Subscription based CPG (Consumer packaged goods) is a young business model that went mainstream with the introduction of the Dollar Shave Club in 2011. They became such a massive hit that Unilever bought them for 1 Billion USD. But their low-priced subscription model caught the eyes of industry giants and entrepreneurs alike. Suddenly young start-ups began flooding the market with subscription-based consumer goods.
Here in Leeds, I can get laundry capsules, cooking ingredients, protein shakes and even toilet rolls delivered to my front door every week/month. Here in our business incubator, we have a start-up that delivers cleaning supplies to student flats on a regular basis and also helps with divvying up the cost equally among the flatmates.
But the problem starts when we look at the environmental impact of these subscription services. I have been using the same cleaning supplies and detergent that I bought over 4 months ago when I moved into my new flat. When we see such low monthly prices, it makes economic sense to subscribe to the service than to put in the effort of walking to Morrisons or Tesco and buying something that is way more expensive.
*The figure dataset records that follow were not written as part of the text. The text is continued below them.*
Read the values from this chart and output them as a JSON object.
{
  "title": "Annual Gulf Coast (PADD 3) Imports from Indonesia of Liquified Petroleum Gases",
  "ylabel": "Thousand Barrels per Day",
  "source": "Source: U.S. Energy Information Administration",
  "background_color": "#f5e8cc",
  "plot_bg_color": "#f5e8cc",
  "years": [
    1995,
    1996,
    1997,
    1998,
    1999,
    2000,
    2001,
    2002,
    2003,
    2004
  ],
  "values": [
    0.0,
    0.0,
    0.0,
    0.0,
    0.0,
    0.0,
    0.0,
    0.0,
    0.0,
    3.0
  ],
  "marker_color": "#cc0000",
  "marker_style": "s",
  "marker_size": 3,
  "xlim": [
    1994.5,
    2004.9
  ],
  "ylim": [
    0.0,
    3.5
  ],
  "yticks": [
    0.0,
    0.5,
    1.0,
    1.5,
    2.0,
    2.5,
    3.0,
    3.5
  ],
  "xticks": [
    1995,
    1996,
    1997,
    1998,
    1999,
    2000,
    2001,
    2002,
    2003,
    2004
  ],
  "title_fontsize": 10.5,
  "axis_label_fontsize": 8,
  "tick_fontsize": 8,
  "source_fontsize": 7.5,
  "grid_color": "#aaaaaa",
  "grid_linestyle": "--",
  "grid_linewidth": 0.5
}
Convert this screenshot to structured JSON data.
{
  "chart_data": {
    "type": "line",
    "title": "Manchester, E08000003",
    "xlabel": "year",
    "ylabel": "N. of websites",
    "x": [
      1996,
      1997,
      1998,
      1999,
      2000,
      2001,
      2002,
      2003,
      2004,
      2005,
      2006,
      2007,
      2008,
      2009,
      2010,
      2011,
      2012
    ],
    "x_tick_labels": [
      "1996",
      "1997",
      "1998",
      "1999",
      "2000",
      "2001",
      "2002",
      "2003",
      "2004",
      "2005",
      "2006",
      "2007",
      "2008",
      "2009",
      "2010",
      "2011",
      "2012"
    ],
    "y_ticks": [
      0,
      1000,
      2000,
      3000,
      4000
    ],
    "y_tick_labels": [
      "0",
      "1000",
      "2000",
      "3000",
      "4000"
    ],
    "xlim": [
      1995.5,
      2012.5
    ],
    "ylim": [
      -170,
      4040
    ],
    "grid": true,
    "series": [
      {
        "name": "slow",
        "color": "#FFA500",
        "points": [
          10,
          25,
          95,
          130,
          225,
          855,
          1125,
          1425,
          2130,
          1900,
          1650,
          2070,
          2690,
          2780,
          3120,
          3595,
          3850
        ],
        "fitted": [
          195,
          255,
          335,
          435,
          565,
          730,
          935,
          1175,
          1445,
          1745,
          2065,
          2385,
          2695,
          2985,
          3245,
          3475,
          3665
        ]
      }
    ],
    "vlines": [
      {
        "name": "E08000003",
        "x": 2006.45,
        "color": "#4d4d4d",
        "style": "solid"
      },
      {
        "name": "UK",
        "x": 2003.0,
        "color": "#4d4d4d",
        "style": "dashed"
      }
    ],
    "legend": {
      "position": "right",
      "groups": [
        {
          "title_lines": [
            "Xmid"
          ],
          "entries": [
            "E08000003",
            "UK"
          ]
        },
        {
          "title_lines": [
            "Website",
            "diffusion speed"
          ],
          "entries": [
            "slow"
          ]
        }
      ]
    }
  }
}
However, has anyone checked the environmental toll of these much-loved subscription models?
Let us look at an example, GreenChef. They’re the one of the few Subscription-based CPG start-ups that claim to have a sustainable business model. I tried to venture into the heavily publicised report from the University of Michigan. But when I read through a post from the university on the study, I realised that they compared these meals to store-bought packaged meals and not to making meals at home. There are a lot of sketchy reports or even blatant masking of reports in the industry that help in propping up these start-ups as environmental warriors while taking advantage of a rapidly growing billion-dollar industry.
Every single company in this industry is running on the foundation of carbon intensive transportation systems of today and thin non-recyclable plastic packaging (be it for keeping the food fresh or secure wrap to avoid damage on the product during delivery). The rapid expansion of the industry with zero regards to the environment is worrisome as young entrepreneurs are our genuine hope for a sustainable future.